How can i know for which clustering algorithms (with a parameter that represents number of clusters) it makes sense to use the Gap statistic? I've read in the paper by Tibshirani, Walter & Hastie that

It is designed to be applicable to virtually any clustering method.

But then the authors proceed in the theoretical part to

For simplicity [...] focus on the widely used K-means clustering procedure.

My question is, what are the procedures for which it can really be applied? What changes do i need to make (if any) when applying the Gap statistics to other procedures? Should i choose different measures of distance (as opposed to defaulting to the euclidian used for K-means) for different procedures?
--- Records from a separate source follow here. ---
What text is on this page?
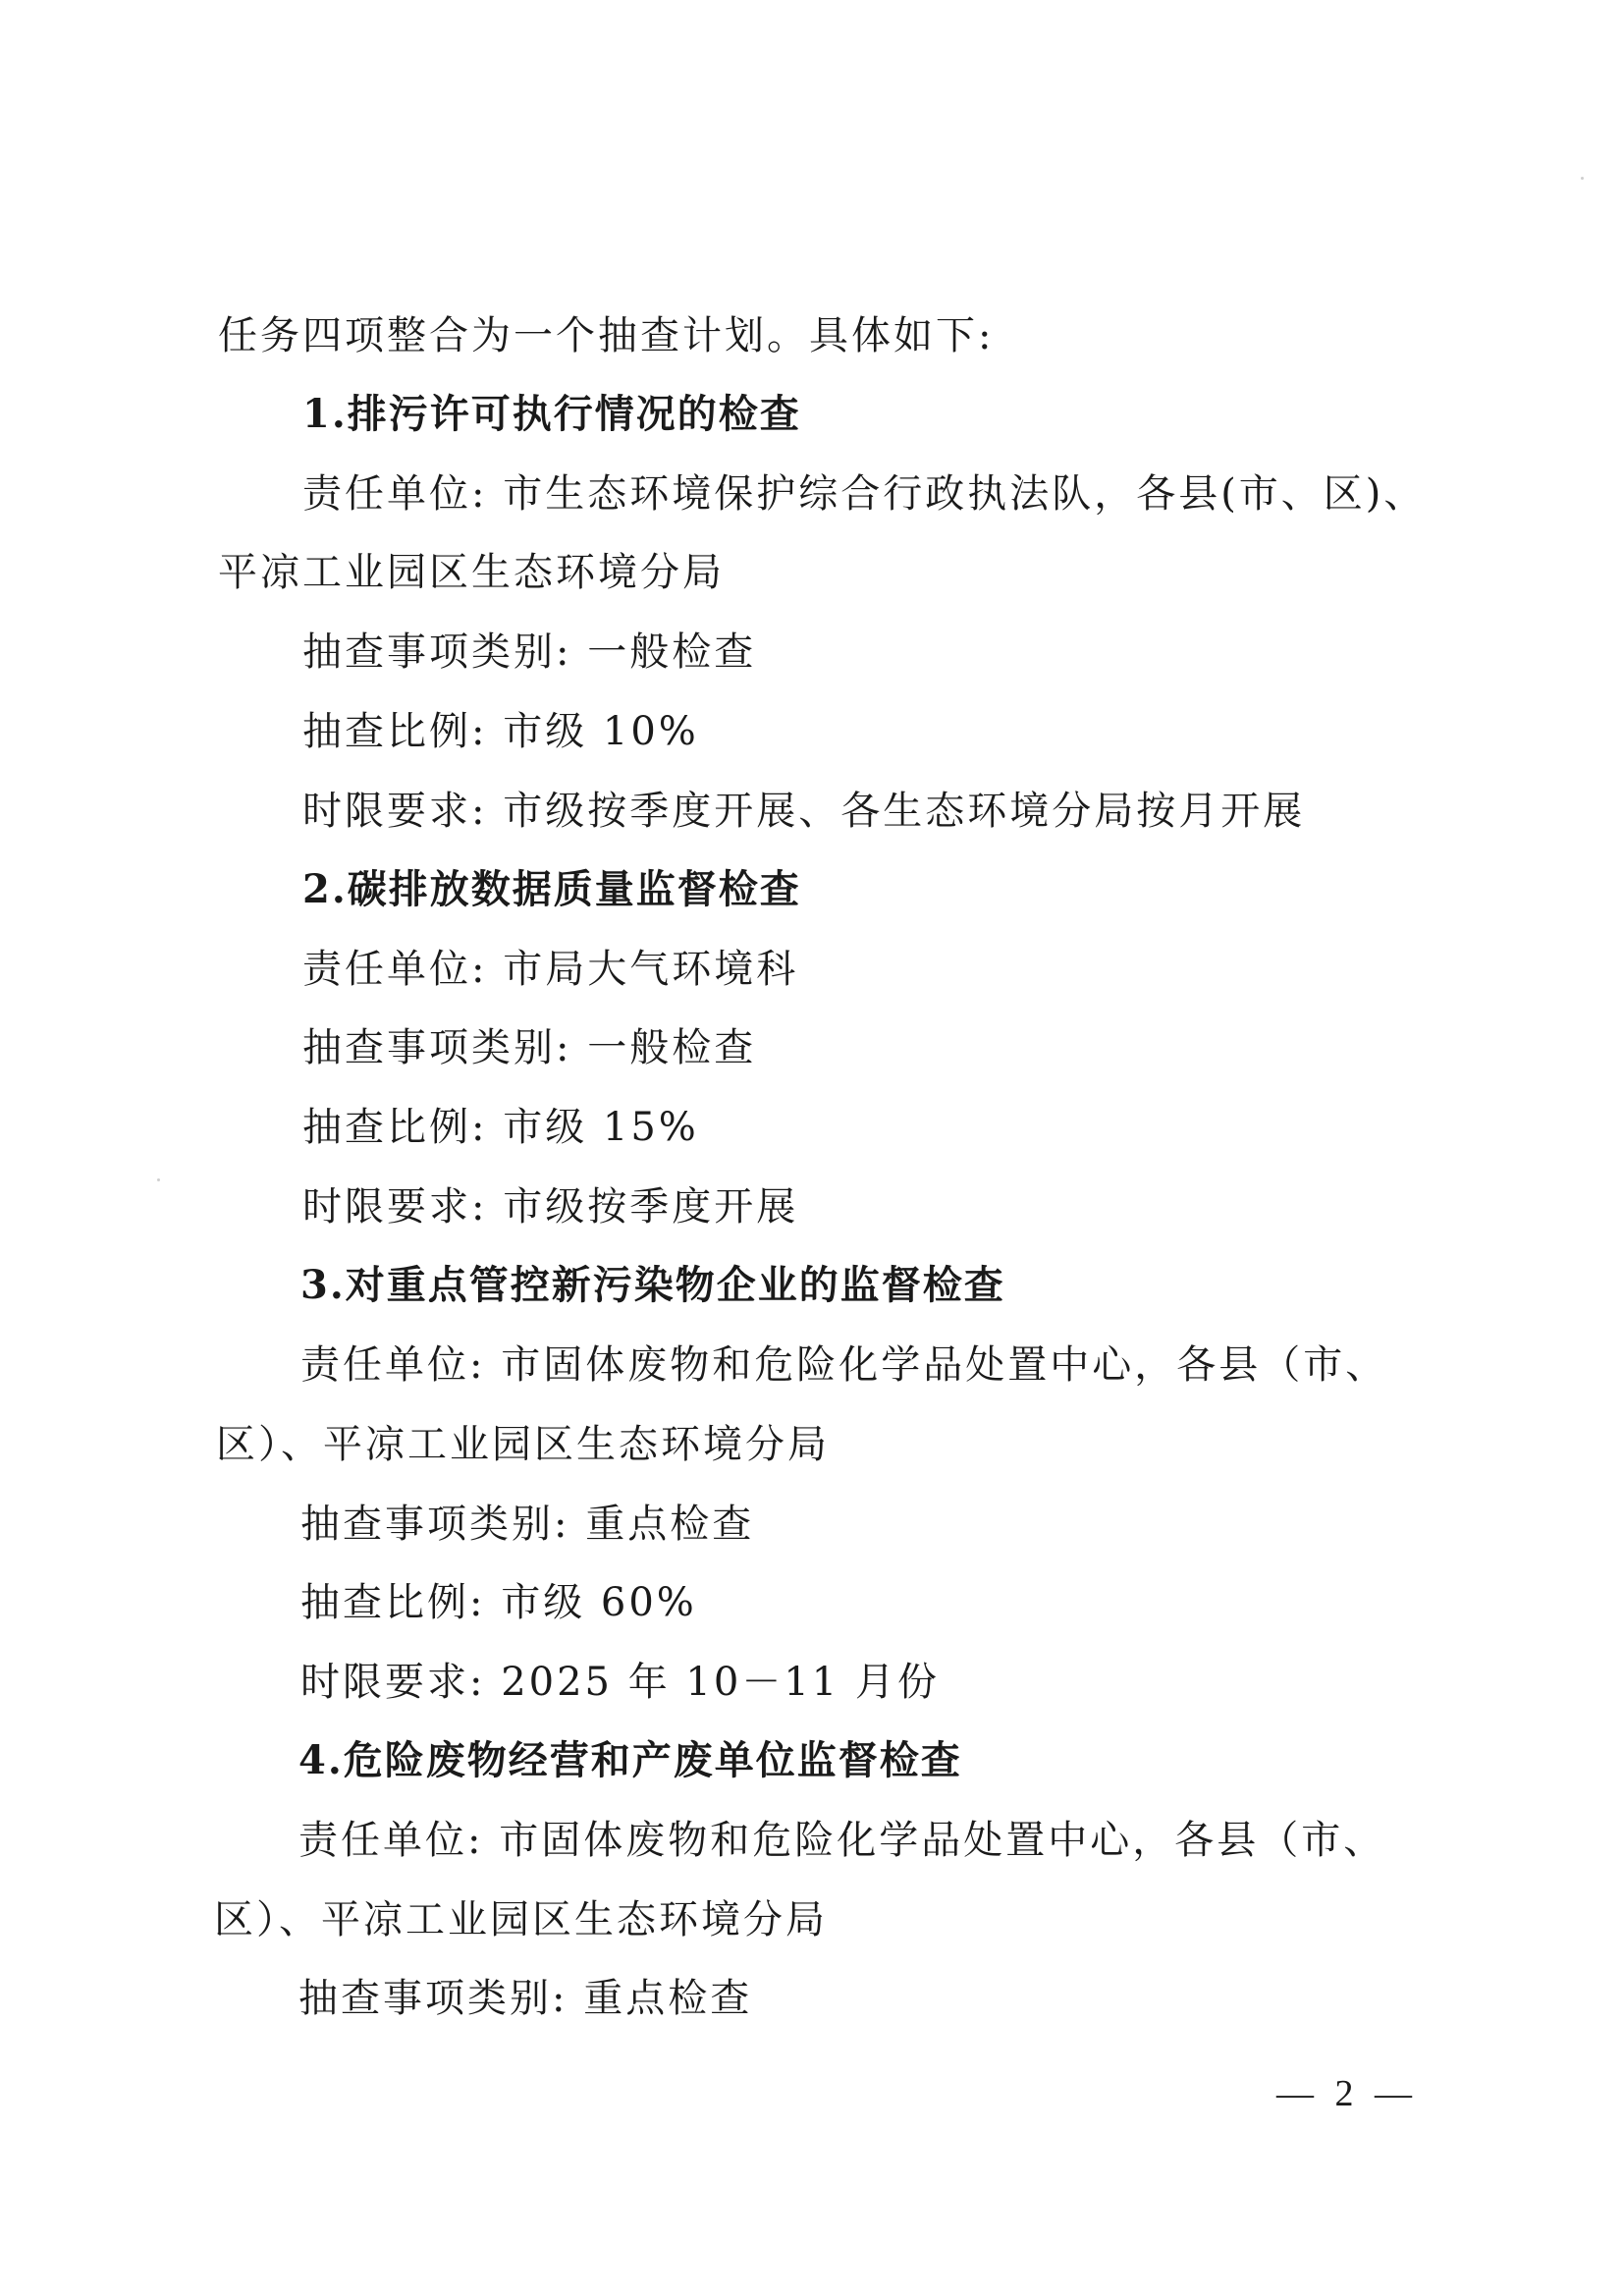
任务四项整合为一个抽查计划。具体如下:
1.排污许可执行情况的检查
责任单位: 市生态环境保护综合行政执法队，各县(市、区)、
平凉工业园区生态环境分局
抽查事项类别: 一般检查
抽查比例: 市级 10%
时限要求: 市级按季度开展、各生态环境分局按月开展
2.碳排放数据质量监督检查
责任单位: 市局大气环境科
抽查事项类别: 一般检查
抽查比例: 市级 15%
时限要求: 市级按季度开展
3.对重点管控新污染物企业的监督检查
责任单位: 市固体废物和危险化学品处置中心，各县（市、
区）、平凉工业园区生态环境分局
抽查事项类别: 重点检查
抽查比例: 市级 60%
时限要求: 2025 年 10－11 月份
4.危险废物经营和产废单位监督检查
责任单位: 市固体废物和危险化学品处置中心，各县（市、
区）、平凉工业园区生态环境分局
抽查事项类别: 重点检查
— 2 —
To provide a specific list of algorithms i am curious about:

  • k-modes & k-prototypes - Does it make sense to use Gap statistic with a different distance measure? Specifically, using a distances related to the cost functions used by these two algorithms?
  • Ward hierarchical clustering
  • Spectral clustering - is there any way to make gap statistic useful for selection of clusters in spectral clustering? I am not really sure if i should just swap euclidian distance for some other measure (if so, which?), keep using euclidian distance, or there simply is not a way to make gap statistic meaningful.

I am sure that after reading my question the first thought will be that it really depends on what i mean by the words "useful", "meaningful", "right" and "work", but putting this aside, i am looking for systematic ways how to choose number of clusters. I would like these ways of finding number of clusters not to be irrational and would like to avoid a scenario where i do something that is widely considered a bad approach.

ira
  • 399
  • 2
  • 14
  • Gap clustering criterion is suitable to validate cluster solutions of any cluster analysis. The index is akin to ANOVA-based ones such as Calinski-Carabasz (https://stats.stackexchange.com/a/358937/3277). Therefore, it is for a quantitative dataset. – ttnphns Aug 23 '20 at 10:12
  • @ttnphns And is it suitable even if i use the euclidian distance as a measure of distance? Or should i use the distance that is used by the respective algorithm? I suppose that at the very least for categorical variables the euclidian distance doesn't make much sense and therefore at least for k-modes and k-prototypes i need a to use different measure of distance? – ira Aug 23 '20 at 11:42
  • Gap is OK for euclidean distance (if a program can compute it from the distance matrix at all - I don't remember now). Gap is not for categorical data. – ttnphns Aug 23 '20 at 14:54

0 Answers0